This seems coherent with the chan_shutdown_write: error I get if I ctrl-c, since this function is a few frames above in the call stack...
Another data point, I tried this alternative approach:
Host test2
ProxyCommand powershell.exe -noprofile -command "ssh -x -n host echo host >destination; ssh -vvv -W $(cat destination):%p host"
and the behaviour is the same.
I get no output from -vvv in the second invocation, it seems PowerShell never reaches it.
Please try building and using private binaries from this PR. (anmenaga:cleanup_hang_fix branch)
Please try building and using private https://github.com/PowerShell/openssh-portable/pull/763. (anmenaga:cleanup_hang_fix branch)
Thank you for the suggestion ! I tried building from that branch, it did not change the behaviour.
I also tried with different values of environment variable OPENSSH_STDIO_MODE, following https://github.com/PowerShell/openssh-portable/pull/759. It did not change the behaviour either.

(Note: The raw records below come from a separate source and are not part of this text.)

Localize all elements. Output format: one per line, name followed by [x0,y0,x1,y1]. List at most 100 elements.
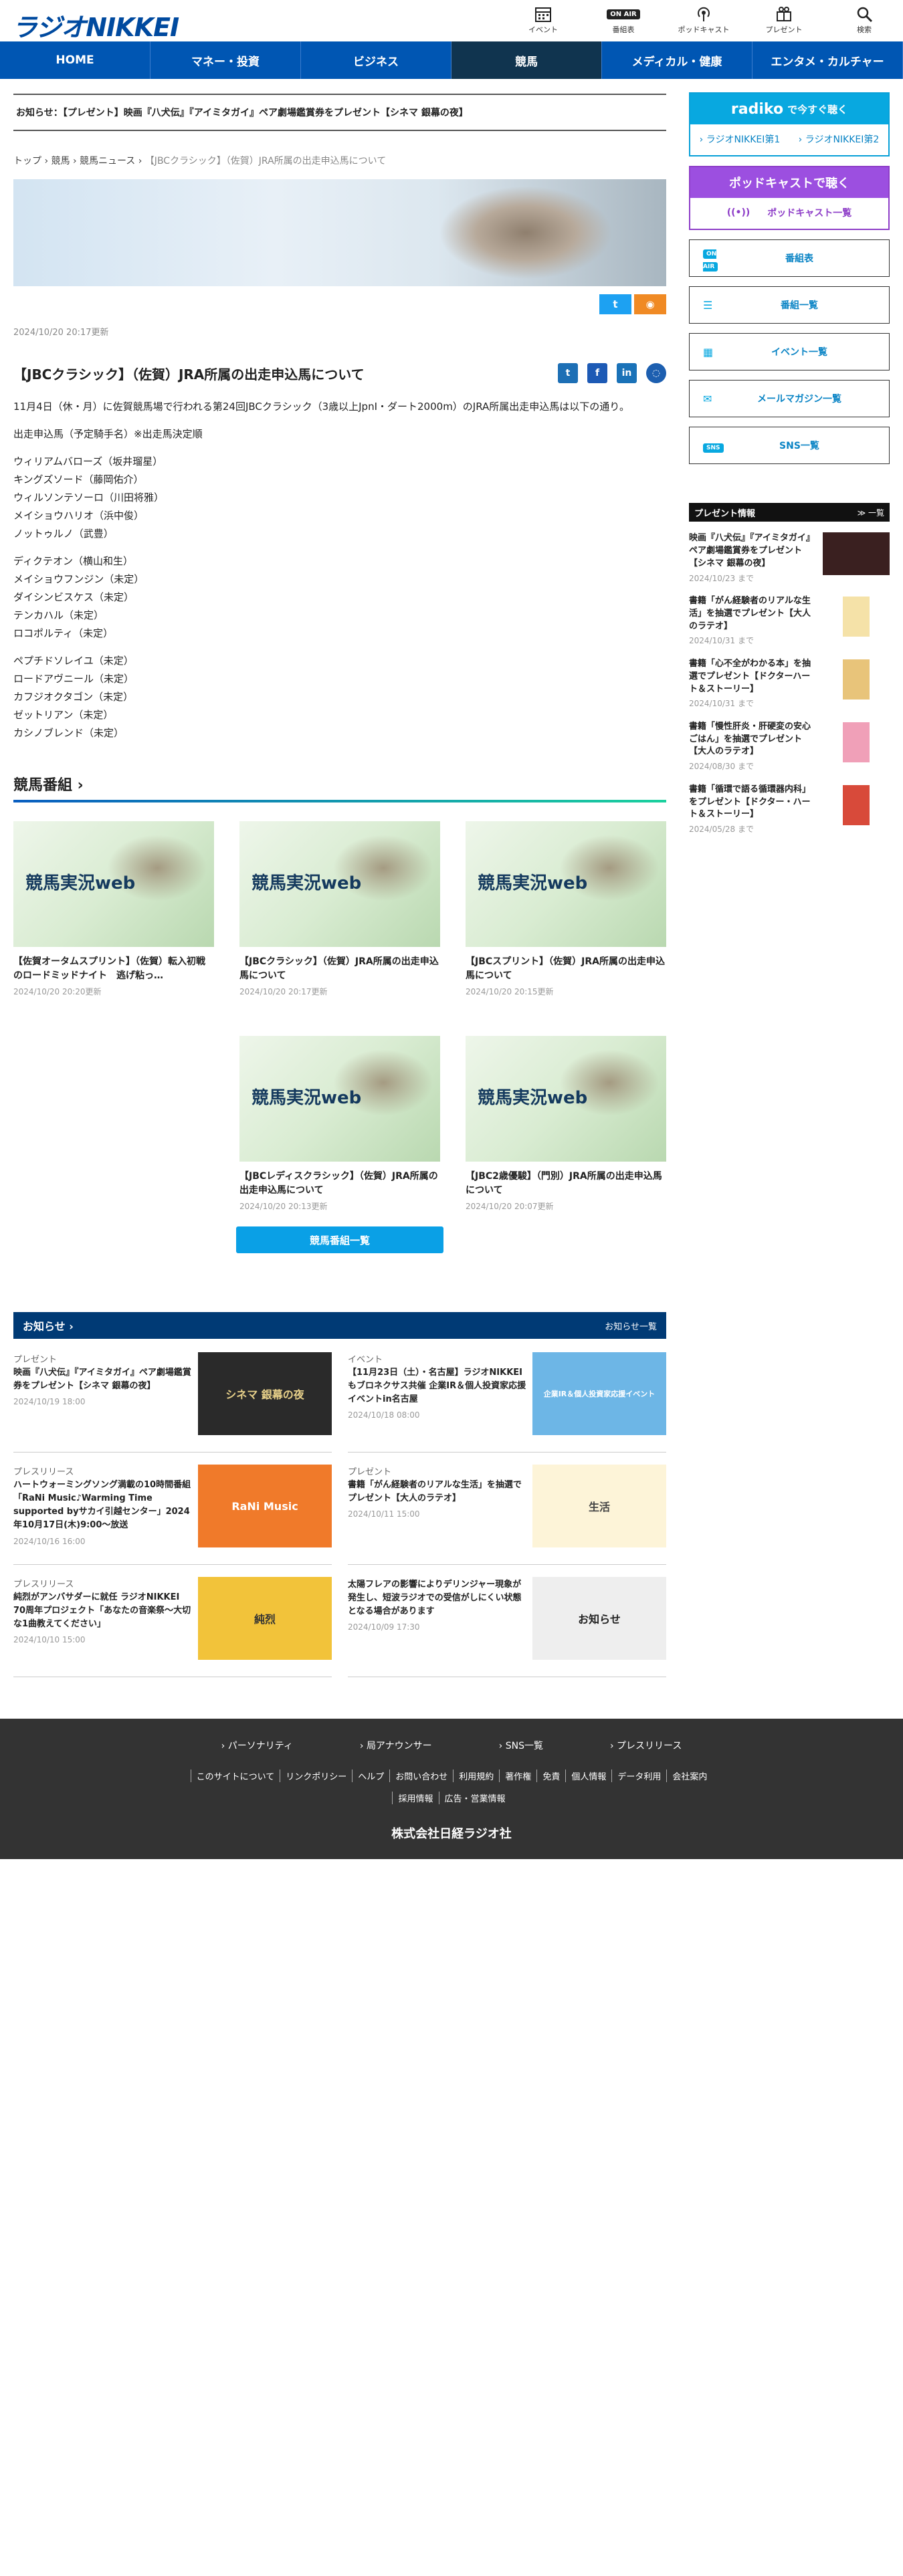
podcast-nav[interactable]: ポッドキャスト [677,4,730,35]
schedule-label: 番組表 [612,25,635,34]
section-title[interactable]: 競馬番組 › [13,773,666,802]
footer-sublink[interactable]: 広告・営業情報 [438,1792,511,1804]
thumb-text: 競馬実況web [252,1088,362,1108]
present-item[interactable]: 書籍「慢性肝炎・肝硬変の安心ごはん」を抽選でプレゼント【大人のラテオ】 2024/… [689,721,890,773]
program-card[interactable]: 競馬実況web 【JBCクラシック】（佐賀）JRA所属の出走申込馬について 20… [239,821,440,997]
news-header: お知らせ › お知らせ一覧 [13,1312,666,1339]
program-card[interactable]: 競馬実況web 【佐賀オータムスプリント】（佐賀）転入初戦のロードミッドナイト … [13,821,214,997]
search-nav[interactable]: 検索 [837,4,891,35]
present-nav[interactable]: プレゼント [757,4,811,35]
notice-bar[interactable]: お知らせ：【プレゼント】映画『八犬伝』『アイミタガイ』ペア劇場鑑賞券をプレゼント… [13,94,666,131]
podcast-list-link[interactable]: ((•)) ポッドキャスト一覧 [690,198,888,219]
nav-money[interactable]: マネー・投資 [150,41,301,79]
program-cards: 競馬実況web 【佐賀オータムスプリント】（佐賀）転入初戦のロードミッドナイト … [13,821,666,1212]
event-list-button[interactable]: ▦ イベント一覧 [689,333,890,370]
footer-sublink[interactable]: 免責 [536,1769,565,1782]
calendar-icon [516,4,570,24]
news-category: プレスリリース [13,1580,74,1590]
search-icon [837,4,891,24]
program-list-button[interactable]: ☰ 番組一覧 [689,286,890,324]
news-more-link[interactable]: お知らせ一覧 [605,1319,657,1332]
footer-sublink[interactable]: 利用規約 [453,1769,499,1782]
footer-link[interactable]: › パーソナリティ [221,1739,293,1752]
rss-icon[interactable]: ◉ [634,294,666,314]
radiko-link-1[interactable]: › ラジオNIKKEI第1 [700,132,781,146]
footer-link[interactable]: › プレスリリース [610,1739,682,1752]
mailmag-button[interactable]: ✉ メールマガジン一覧 [689,380,890,417]
news-item[interactable]: プレスリリース ハートウォーミングソング満載の10時間番組「RaNi Music♪… [13,1465,332,1565]
news-category: プレゼント [13,1355,58,1365]
footer-sublink[interactable]: お問い合わせ [389,1769,453,1782]
footer-link[interactable]: › 局アナウンサー [360,1739,432,1752]
facebook-share-icon[interactable]: f [587,363,607,383]
thumb-text: 競馬実況web [478,873,588,893]
article-title: 【JBCクラシック】（佐賀）JRA所属の出走申込馬について [13,366,365,383]
nav-entertainment[interactable]: エンタメ・カルチャー [752,41,903,79]
news-text: プレゼント 書籍「がん経験者のリアルな生活」を抽選でプレゼント【大人のラテオ】 20… [348,1465,528,1552]
horse-entry: ダイシンビスケス（未定） [13,591,134,603]
news-text: プレスリリース ハートウォーミングソング満載の10時間番組「RaNi Music♪… [13,1465,194,1552]
radiko-header[interactable]: radiko で今すぐ聴く [690,94,888,124]
article-header: 【JBCクラシック】（佐賀）JRA所属の出走申込馬について t f in ◌ [13,363,666,383]
present-item-date: 2024/10/23 まで [689,573,754,583]
news-item[interactable]: プレゼント 書籍「がん経験者のリアルな生活」を抽選でプレゼント【大人のラテオ】 20… [348,1465,666,1565]
search-label: 検索 [857,25,872,34]
nav-home[interactable]: HOME [0,41,150,79]
news-item[interactable]: プレゼント 映画『八犬伝』『アイミタガイ』ペア劇場鑑賞券をプレゼント【シネマ 銀幕… [13,1352,332,1453]
news-thumb: RaNi Music [198,1465,332,1547]
program-card[interactable]: 競馬実況web 【JBC2歳優駿】（門別）JRA所属の出走申込馬について 202… [466,1036,666,1212]
more-programs-button[interactable]: 競馬番組一覧 [236,1226,443,1253]
footer-sublink[interactable]: 著作権 [499,1769,536,1782]
schedule-nav[interactable]: ON AIR 番組表 [597,4,650,35]
radiko-link-2[interactable]: › ラジオNIKKEI第2 [799,132,880,146]
crumb-keiba[interactable]: 競馬 [52,156,70,167]
news-category: イベント [348,1355,383,1365]
footer-sublink[interactable]: 会社案内 [666,1769,712,1782]
site-logo[interactable]: ラジオNIKKEI [12,7,179,43]
horse-group-2: ディクテオン（横山和生） メイショウフンジン（未定） ダイシンビスケス（未定） … [13,552,666,643]
crumb-top[interactable]: トップ [13,156,41,167]
twitter-share-icon[interactable]: t [558,363,578,383]
share-buttons: t f in ◌ [558,363,666,383]
nav-business[interactable]: ビジネス [301,41,452,79]
news-item[interactable]: イベント 【11月23日（土）・名古屋】ラジオNIKKEIもブロネクサス共催 企業… [348,1352,666,1453]
footer-sublink[interactable]: リンクポリシー [280,1769,352,1782]
news-thumb: シネマ 銀幕の夜 [198,1352,332,1435]
present-item-title: 書籍「慢性肝炎・肝硬変の安心ごはん」を抽選でプレゼント【大人のラテオ】 [689,721,811,757]
present-item[interactable]: 書籍「循環で語る循環器内科」をプレゼント【ドクター・ハート＆ストーリー】 2024… [689,784,890,836]
onair-small-badge: ON AIR [703,249,718,272]
event-nav[interactable]: イベント [516,4,570,35]
footer-link[interactable]: › SNS一覧 [499,1739,543,1752]
present-more-link[interactable]: ≫ 一覧 [858,507,884,518]
sns-button[interactable]: SNS SNS一覧 [689,427,890,464]
program-card[interactable]: 競馬実況web 【JBCレディスクラシック】（佐賀）JRA所属の出走申込馬につい… [239,1036,440,1212]
schedule-button[interactable]: ON AIR 番組表 [689,239,890,277]
podcast-label: ポッドキャスト [678,25,730,34]
hero-image [13,179,666,286]
footer-sublink[interactable]: 個人情報 [565,1769,611,1782]
nav-medical[interactable]: メディカル・健康 [602,41,752,79]
program-list-label: 番組一覧 [781,300,818,311]
news-list: プレゼント 映画『八犬伝』『アイミタガイ』ペア劇場鑑賞券をプレゼント【シネマ 銀幕… [13,1352,666,1689]
footer-sublink[interactable]: データ利用 [611,1769,666,1782]
twitter-icon[interactable]: t [599,294,631,314]
footer-sublink[interactable]: ヘルプ [352,1769,389,1782]
present-item[interactable]: 映画『八犬伝』『アイミタガイ』ペア劇場鑑賞券をプレゼント【シネマ 銀幕の夜】 20… [689,532,890,584]
horse-image [439,186,613,280]
linkedin-share-icon[interactable]: in [617,363,637,383]
footer-sublink[interactable]: このサイトについて [190,1769,280,1782]
crumb-news[interactable]: 競馬ニュース [80,156,135,167]
news-text: プレゼント 映画『八犬伝』『アイミタガイ』ペア劇場鑑賞券をプレゼント【シネマ 銀幕… [13,1352,194,1440]
program-card[interactable]: 競馬実況web 【JBCスプリント】（佐賀）JRA所属の出走申込馬について 20… [466,821,666,997]
present-item-title: 映画『八犬伝』『アイミタガイ』ペア劇場鑑賞券をプレゼント【シネマ 銀幕の夜】 [689,533,811,568]
present-item[interactable]: 書籍「心不全がわかる本」を抽選でプレゼント【ドクターハート＆ストーリー】 2024… [689,658,890,710]
podcast-header[interactable]: ポッドキャストで聴く [690,167,888,198]
line-share-icon[interactable]: ◌ [646,363,666,383]
present-item[interactable]: 書籍「がん経験者のリアルな生活」を抽選でプレゼント【大人のラテオ】 2024/10… [689,595,890,647]
news-item[interactable]: プレスリリース 純烈がアンバサダーに就任 ラジオNIKKEI 70周年プロジェクト… [13,1577,332,1677]
nav-keiba[interactable]: 競馬 [452,41,602,79]
horse-entry: ゼットリアン（未定） [13,709,114,721]
footer-sublink[interactable]: 採用情報 [392,1792,438,1804]
news-item[interactable]: 太陽フレアの影響によりデリンジャー現象が発生し、短波ラジオでの受信がしにくい状態… [348,1577,666,1677]
news-title[interactable]: お知らせ › [23,1317,74,1333]
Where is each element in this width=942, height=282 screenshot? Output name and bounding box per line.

Can you try applying the same timeout from https://github.com/PowerShell/openssh-portable/pull/763/files to where this hang is occurring in https://github.com/PowerShell/openssh-portable/blob/b89ee6aa372f03fd10ae13e5af23b44be4456c79/contrib/win32/win32compat/fileio.c#L1089-L1103?
Would need to change INFINITE to 1000 to timeout after a second instead of waiting forever.
Thank you for the suggestion. I tried this diff:
diff --git a/contrib/win32/win32compat/fileio.c b/contrib/win32/win32compat/fileio.c
index b7e4e6338..032fbd940 100644
--- a/contrib/win32/win32compat/fileio.c
+++ b/contrib/win32/win32compat/fileio.c
@@ -1099,7 +1099,7 @@ fileio_close(struct w32_io* pio)
* scenarios.
*/
while (pio->write_details.pending)
- if (0 != wait_for_any_event(NULL, 0, INFINITE))
+ if (0 != wait_for_any_event(NULL, 0, 1000))
return -1;
CancelIo(WINHANDLE(pio));
but the behaviour is the same.